Aicardi-Goutieres syndrome (AGS) is a genetic encephalopathy characterized by the inappropriate induction of a type I interferon-mediated immune response and usually results in severe cognitive and physical morbidities. It is named after Jean Aicardi and Francois Goutières who first described the condition in 1984 [Aicardi J, Goutières F (1984) ] in patients who had presented with early onset encephalopathy, basal ganglia calcification, and persistent lymphocytosis in the cerebrospinal fluid. The condition has subsequently been shown to be both genotypically and clinically heterogenous.
Clinical features
There are two distinct forms of the syndrome:
- Early onset
- severe
- affects about 20 percent of all infants who have AGS
- symptoms present at birth with hepatomegaly, splenomegaly, elevated liver enzymes
- irritability & poor feeding (mimicking congenital viral infection)
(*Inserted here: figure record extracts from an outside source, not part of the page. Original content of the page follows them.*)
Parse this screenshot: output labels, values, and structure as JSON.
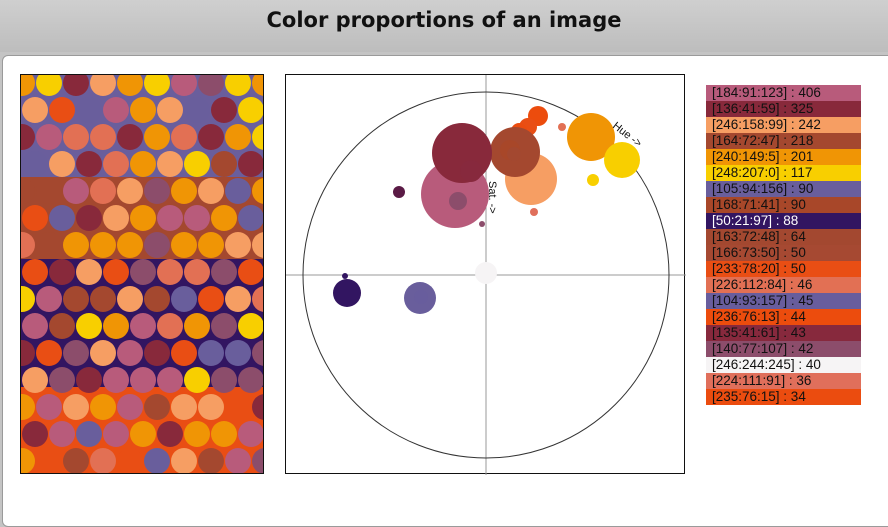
{
  "header": {
    "title": "Color proportions of an image"
  },
  "plot": {
    "hue_axis_label": "Hue ->",
    "sat_axis_label": "Sat. ->"
  },
  "legend": [
    {
      "text": "[184:91:123] : 406",
      "color": "#b85b7b",
      "fg": "#111"
    },
    {
      "text": "[136:41:59] : 325",
      "color": "#88293b",
      "fg": "#111"
    },
    {
      "text": "[246:158:99] : 242",
      "color": "#f69e63",
      "fg": "#111"
    },
    {
      "text": "[164:72:47] : 218",
      "color": "#a4482f",
      "fg": "#111"
    },
    {
      "text": "[240:149:5] : 201",
      "color": "#f09505",
      "fg": "#111"
    },
    {
      "text": "[248:207:0] : 117",
      "color": "#f8cf00",
      "fg": "#111"
    },
    {
      "text": "[105:94:156] : 90",
      "color": "#695e9c",
      "fg": "#111"
    },
    {
      "text": "[168:71:41] : 90",
      "color": "#a84729",
      "fg": "#111"
    },
    {
      "text": "[50:21:97] : 88",
      "color": "#321561",
      "fg": "#ffffff"
    },
    {
      "text": "[163:72:48] : 64",
      "color": "#a34830",
      "fg": "#111"
    },
    {
      "text": "[166:73:50] : 50",
      "color": "#a64932",
      "fg": "#111"
    },
    {
      "text": "[233:78:20] : 50",
      "color": "#e94e14",
      "fg": "#111"
    },
    {
      "text": "[226:112:84] : 46",
      "color": "#e27054",
      "fg": "#111"
    },
    {
      "text": "[104:93:157] : 45",
      "color": "#685d9d",
      "fg": "#111"
    },
    {
      "text": "[236:76:13] : 44",
      "color": "#ec4c0d",
      "fg": "#111"
    },
    {
      "text": "[135:41:61] : 43",
      "color": "#87293d",
      "fg": "#111"
    },
    {
      "text": "[140:77:107] : 42",
      "color": "#8c4d6b",
      "fg": "#111"
    },
    {
      "text": "[246:244:245] : 40",
      "color": "#f6f4f5",
      "fg": "#111"
    },
    {
      "text": "[224:111:91] : 36",
      "color": "#e06f5b",
      "fg": "#111"
    },
    {
      "text": "[235:76:15] : 34",
      "color": "#eb4c0f",
      "fg": "#111"
    }
  ]
}
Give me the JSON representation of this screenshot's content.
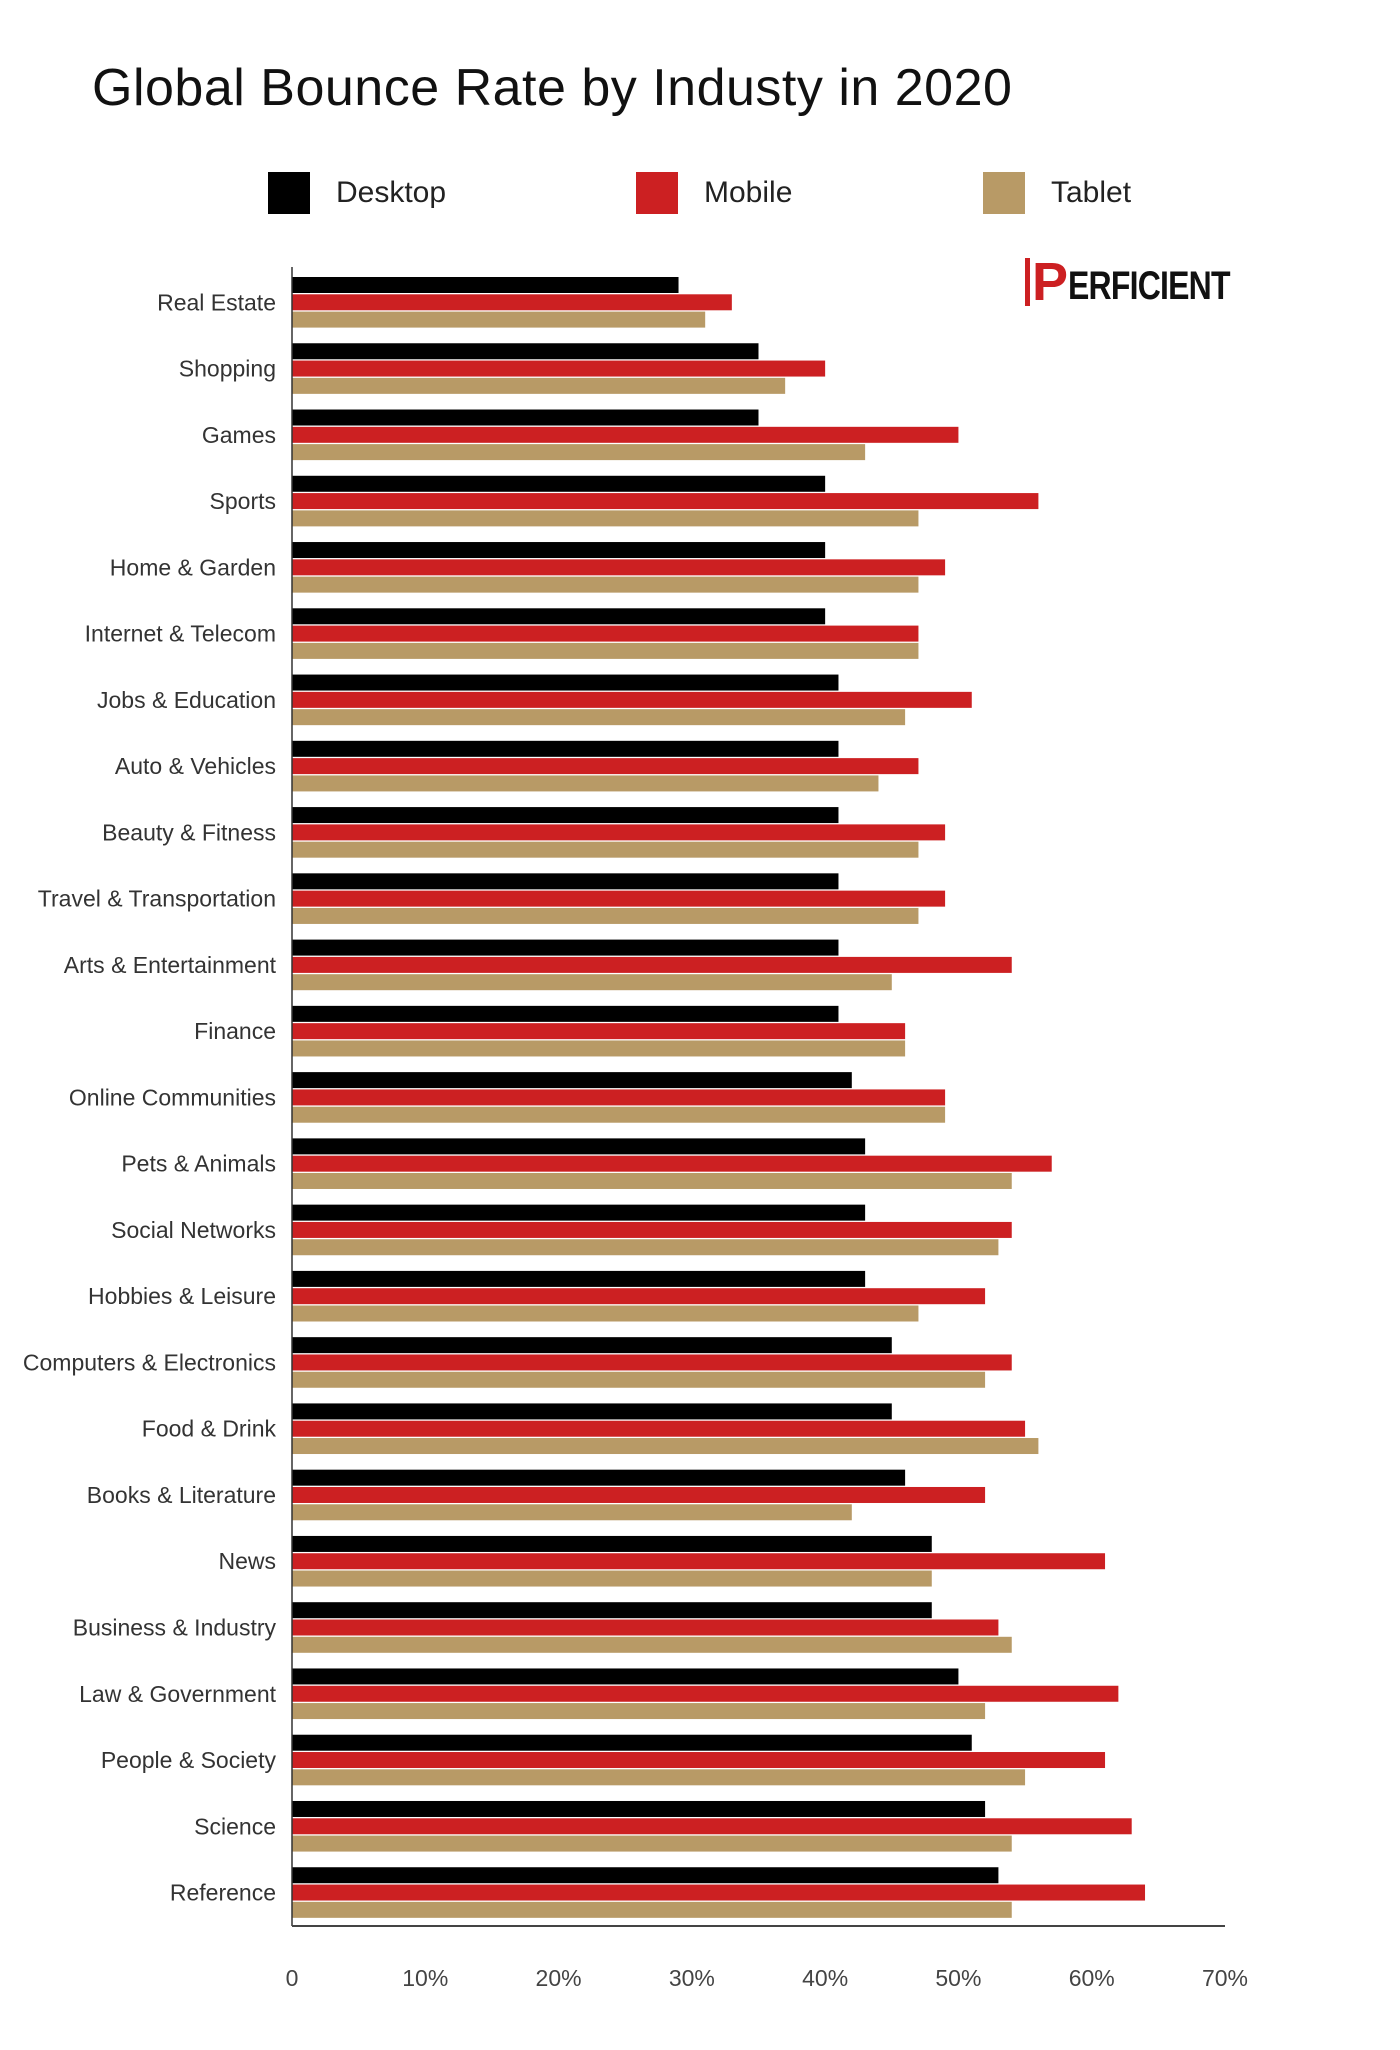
{
  "chart_data": {
    "type": "bar",
    "orientation": "horizontal",
    "title": "Global Bounce Rate by Industy in 2020",
    "xlabel": "",
    "ylabel": "",
    "xlim": [
      0,
      70
    ],
    "x_ticks": [
      "0",
      "10%",
      "20%",
      "30%",
      "40%",
      "50%",
      "60%",
      "70%"
    ],
    "grid": false,
    "legend_position": "top",
    "categories": [
      "Real Estate",
      "Shopping",
      "Games",
      "Sports",
      "Home & Garden",
      "Internet & Telecom",
      "Jobs & Education",
      "Auto & Vehicles",
      "Beauty & Fitness",
      "Travel & Transportation",
      "Arts & Entertainment",
      "Finance",
      "Online Communities",
      "Pets & Animals",
      "Social Networks",
      "Hobbies & Leisure",
      "Computers & Electronics",
      "Food & Drink",
      "Books & Literature",
      "News",
      "Business & Industry",
      "Law & Government",
      "People & Society",
      "Science",
      "Reference"
    ],
    "series": [
      {
        "name": "Desktop",
        "color": "#000000",
        "values": [
          29,
          35,
          35,
          40,
          40,
          40,
          41,
          41,
          41,
          41,
          41,
          41,
          42,
          43,
          43,
          43,
          45,
          45,
          46,
          48,
          48,
          50,
          51,
          52,
          53
        ]
      },
      {
        "name": "Mobile",
        "color": "#cc2022",
        "values": [
          33,
          40,
          50,
          56,
          49,
          47,
          51,
          47,
          49,
          49,
          54,
          46,
          49,
          57,
          54,
          52,
          54,
          55,
          52,
          61,
          53,
          62,
          61,
          63,
          64
        ]
      },
      {
        "name": "Tablet",
        "color": "#b89a66",
        "values": [
          31,
          37,
          43,
          47,
          47,
          47,
          46,
          44,
          47,
          47,
          45,
          46,
          49,
          54,
          53,
          47,
          52,
          56,
          42,
          48,
          54,
          52,
          55,
          54,
          54
        ]
      }
    ]
  },
  "logo": {
    "text": "PERFICIENT",
    "first": "P",
    "rest": "ERFICIENT"
  }
}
However the clinical features can be quite heterogenous. The neurological dysfunction is not always severe and need not even be present at all. Other features originally described including microcephaly, intracranial calcification, white matter changes and CSF lymphocytosis are not always present [].
Genetics
AGS is a genetically heterogeneous disease. Most cases of AGS are inherited in an autosomal recessive manner. However it can also be autosomal dominant with heterozygous mutations in TREX, ADAR, or IFIH1 genes. In some cases AGS-associated mutations show incomplete penetrance with children in the same family with the same mutations showing markedly different neurological and developmental outcomes [Crow YJ et al., 2015]. To date AGS has been associated with mutations of seven different genes.